Doing nothing and not enjoying life has its consequences too.

Only for the weak. When shit happens in my life I don't get unmotivated I have to get back to work as being idle for too long for me is a waste. For those who want that life be my guest. I'm too hungry for experience I guess, I want to travel, I want to read books, I want to learn more obscure trivia or learn a new instrument or language, I want to fuck a new woman everyday and I don't want to settle down and if/when I do I doubt I'll lose my hunger for experiencing life. I think the consequences of idleness for me would mean death at my own hand out of boredom and self hatred for not being true to that part of me that wants to explore life and won't settle for a life on a couch playing video games 24/7.

How do your loved ones long gone appear in your dreams?

In the dreams I can remember they appear usually pleasantly. Only occasionally I get horrified or weirded out.


What is your contribution to modern culture?

As a historian I can't say with any absolute certainty what it will be.
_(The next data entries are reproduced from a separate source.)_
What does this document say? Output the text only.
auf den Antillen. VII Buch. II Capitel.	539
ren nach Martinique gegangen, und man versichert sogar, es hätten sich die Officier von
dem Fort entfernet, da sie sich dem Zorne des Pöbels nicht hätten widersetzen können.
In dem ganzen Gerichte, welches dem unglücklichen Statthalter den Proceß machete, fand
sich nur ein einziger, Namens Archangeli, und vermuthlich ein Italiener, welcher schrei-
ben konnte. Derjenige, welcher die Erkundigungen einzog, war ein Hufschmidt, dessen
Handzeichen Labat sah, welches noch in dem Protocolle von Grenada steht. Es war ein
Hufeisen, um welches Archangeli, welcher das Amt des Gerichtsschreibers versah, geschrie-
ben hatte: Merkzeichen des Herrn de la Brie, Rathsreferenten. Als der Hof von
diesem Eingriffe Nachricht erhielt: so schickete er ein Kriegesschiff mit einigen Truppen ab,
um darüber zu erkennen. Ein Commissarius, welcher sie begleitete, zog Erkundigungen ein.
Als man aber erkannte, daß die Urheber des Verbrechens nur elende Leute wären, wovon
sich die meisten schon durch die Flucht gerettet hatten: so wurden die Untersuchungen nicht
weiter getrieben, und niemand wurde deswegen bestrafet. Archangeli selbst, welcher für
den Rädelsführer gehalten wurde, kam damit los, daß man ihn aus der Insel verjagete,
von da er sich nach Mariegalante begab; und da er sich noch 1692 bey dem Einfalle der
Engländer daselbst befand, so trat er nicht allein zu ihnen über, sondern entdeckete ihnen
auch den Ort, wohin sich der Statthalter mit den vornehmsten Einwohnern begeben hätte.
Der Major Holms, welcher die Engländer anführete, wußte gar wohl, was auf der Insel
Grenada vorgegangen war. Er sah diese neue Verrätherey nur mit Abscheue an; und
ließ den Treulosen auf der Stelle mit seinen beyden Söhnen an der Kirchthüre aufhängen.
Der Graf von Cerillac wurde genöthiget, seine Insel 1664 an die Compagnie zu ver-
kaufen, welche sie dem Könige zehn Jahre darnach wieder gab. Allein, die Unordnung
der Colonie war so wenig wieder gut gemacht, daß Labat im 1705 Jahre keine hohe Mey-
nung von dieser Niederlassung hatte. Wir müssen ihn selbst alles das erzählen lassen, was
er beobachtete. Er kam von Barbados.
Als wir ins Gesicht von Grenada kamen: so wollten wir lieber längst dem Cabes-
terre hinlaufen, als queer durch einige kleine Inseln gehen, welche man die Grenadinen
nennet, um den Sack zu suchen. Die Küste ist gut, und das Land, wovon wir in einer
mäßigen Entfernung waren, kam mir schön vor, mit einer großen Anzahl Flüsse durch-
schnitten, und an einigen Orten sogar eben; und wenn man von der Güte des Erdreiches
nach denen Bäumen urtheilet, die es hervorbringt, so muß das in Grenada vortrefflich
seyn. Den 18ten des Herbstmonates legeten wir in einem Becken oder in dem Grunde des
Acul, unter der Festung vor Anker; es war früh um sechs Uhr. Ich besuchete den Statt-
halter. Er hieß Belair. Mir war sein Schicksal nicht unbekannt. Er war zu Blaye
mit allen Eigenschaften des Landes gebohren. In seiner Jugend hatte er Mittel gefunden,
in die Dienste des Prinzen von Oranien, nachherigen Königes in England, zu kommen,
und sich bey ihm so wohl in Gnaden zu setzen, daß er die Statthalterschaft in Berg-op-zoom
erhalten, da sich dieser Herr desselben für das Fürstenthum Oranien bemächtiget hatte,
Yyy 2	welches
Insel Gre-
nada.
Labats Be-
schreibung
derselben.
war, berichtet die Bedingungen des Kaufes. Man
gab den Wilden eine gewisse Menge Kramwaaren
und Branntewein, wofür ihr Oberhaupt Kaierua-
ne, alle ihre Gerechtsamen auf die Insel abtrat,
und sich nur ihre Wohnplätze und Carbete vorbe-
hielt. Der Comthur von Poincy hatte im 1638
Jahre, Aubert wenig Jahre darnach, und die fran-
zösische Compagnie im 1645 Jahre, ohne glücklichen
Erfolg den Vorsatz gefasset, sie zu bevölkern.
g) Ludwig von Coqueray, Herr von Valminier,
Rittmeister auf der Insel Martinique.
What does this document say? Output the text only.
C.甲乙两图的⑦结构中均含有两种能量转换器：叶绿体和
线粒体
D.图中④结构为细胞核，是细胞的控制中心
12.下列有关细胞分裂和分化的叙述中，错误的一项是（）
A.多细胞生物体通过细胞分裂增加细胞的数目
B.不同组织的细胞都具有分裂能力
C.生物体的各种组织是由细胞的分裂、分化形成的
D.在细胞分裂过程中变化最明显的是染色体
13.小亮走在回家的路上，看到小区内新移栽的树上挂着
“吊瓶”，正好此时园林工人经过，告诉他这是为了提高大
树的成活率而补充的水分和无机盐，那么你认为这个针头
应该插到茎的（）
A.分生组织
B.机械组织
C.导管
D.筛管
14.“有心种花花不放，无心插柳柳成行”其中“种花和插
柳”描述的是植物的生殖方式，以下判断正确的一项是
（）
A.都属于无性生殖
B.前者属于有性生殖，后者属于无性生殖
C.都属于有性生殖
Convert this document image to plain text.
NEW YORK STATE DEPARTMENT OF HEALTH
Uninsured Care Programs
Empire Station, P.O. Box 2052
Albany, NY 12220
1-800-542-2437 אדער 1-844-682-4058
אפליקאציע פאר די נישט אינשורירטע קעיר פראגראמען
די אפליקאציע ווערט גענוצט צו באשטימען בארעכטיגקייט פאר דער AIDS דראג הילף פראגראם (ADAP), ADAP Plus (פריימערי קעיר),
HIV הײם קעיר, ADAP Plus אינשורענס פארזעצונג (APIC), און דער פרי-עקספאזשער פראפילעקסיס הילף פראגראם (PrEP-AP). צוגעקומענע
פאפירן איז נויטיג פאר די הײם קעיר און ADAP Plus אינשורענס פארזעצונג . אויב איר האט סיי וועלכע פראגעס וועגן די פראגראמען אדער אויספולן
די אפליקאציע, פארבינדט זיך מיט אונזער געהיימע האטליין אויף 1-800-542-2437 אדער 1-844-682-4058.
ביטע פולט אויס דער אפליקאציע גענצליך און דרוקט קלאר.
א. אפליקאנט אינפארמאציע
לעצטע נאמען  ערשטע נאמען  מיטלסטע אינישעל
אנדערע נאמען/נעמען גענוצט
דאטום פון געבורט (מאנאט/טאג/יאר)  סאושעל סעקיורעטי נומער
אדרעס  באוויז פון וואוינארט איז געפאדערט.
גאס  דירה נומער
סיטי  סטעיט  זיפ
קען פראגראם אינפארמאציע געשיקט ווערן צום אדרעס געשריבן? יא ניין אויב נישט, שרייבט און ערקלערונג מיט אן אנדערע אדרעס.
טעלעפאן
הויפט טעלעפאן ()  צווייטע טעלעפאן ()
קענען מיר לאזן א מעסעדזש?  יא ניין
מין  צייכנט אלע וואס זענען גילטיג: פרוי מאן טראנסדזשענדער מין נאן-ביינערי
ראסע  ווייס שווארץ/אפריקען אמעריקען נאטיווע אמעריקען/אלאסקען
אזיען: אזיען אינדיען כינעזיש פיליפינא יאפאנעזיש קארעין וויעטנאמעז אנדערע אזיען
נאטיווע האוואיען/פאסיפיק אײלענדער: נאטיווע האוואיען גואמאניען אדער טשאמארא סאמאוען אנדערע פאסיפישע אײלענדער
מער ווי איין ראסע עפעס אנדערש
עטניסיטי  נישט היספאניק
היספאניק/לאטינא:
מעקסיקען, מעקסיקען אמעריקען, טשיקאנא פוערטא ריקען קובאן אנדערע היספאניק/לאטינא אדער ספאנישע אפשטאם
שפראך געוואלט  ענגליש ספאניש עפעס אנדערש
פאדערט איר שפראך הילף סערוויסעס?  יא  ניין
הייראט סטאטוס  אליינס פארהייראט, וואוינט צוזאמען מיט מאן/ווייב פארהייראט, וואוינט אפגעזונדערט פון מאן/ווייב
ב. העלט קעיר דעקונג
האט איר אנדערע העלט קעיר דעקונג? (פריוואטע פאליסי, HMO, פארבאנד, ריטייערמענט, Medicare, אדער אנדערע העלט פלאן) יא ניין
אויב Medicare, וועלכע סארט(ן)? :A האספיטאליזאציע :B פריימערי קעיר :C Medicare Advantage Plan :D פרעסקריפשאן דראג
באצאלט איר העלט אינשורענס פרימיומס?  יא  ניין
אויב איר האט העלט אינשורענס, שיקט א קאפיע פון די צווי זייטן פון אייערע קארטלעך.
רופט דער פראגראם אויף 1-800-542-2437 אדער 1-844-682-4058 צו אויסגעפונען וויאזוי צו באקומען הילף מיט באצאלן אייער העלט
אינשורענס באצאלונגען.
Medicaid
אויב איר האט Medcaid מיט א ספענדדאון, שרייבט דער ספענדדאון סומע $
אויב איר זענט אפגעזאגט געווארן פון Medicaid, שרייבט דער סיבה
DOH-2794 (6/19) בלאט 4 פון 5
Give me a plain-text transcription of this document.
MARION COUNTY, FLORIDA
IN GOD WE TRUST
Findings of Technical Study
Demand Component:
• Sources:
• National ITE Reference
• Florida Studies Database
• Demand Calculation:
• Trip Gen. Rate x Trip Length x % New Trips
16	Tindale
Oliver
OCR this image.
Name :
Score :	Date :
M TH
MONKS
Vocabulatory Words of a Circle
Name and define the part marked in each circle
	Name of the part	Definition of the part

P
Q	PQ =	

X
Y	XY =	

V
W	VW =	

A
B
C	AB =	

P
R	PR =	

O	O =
I just hope my music and words, which are the core of my art and being will be enjoyed by some people, somewhere in the world at some point in time. I think I write utter crap some days but sometimes in fact most of the time I think I'm the greatest thing on two feet going today. Alot of that is bravado but until others start believing in it, self belief is all I have. However I have heard some comments lately that make me believe others are catching on to me after ten years of developing my skills and getting out there. So as cliche as it is...only time will tell.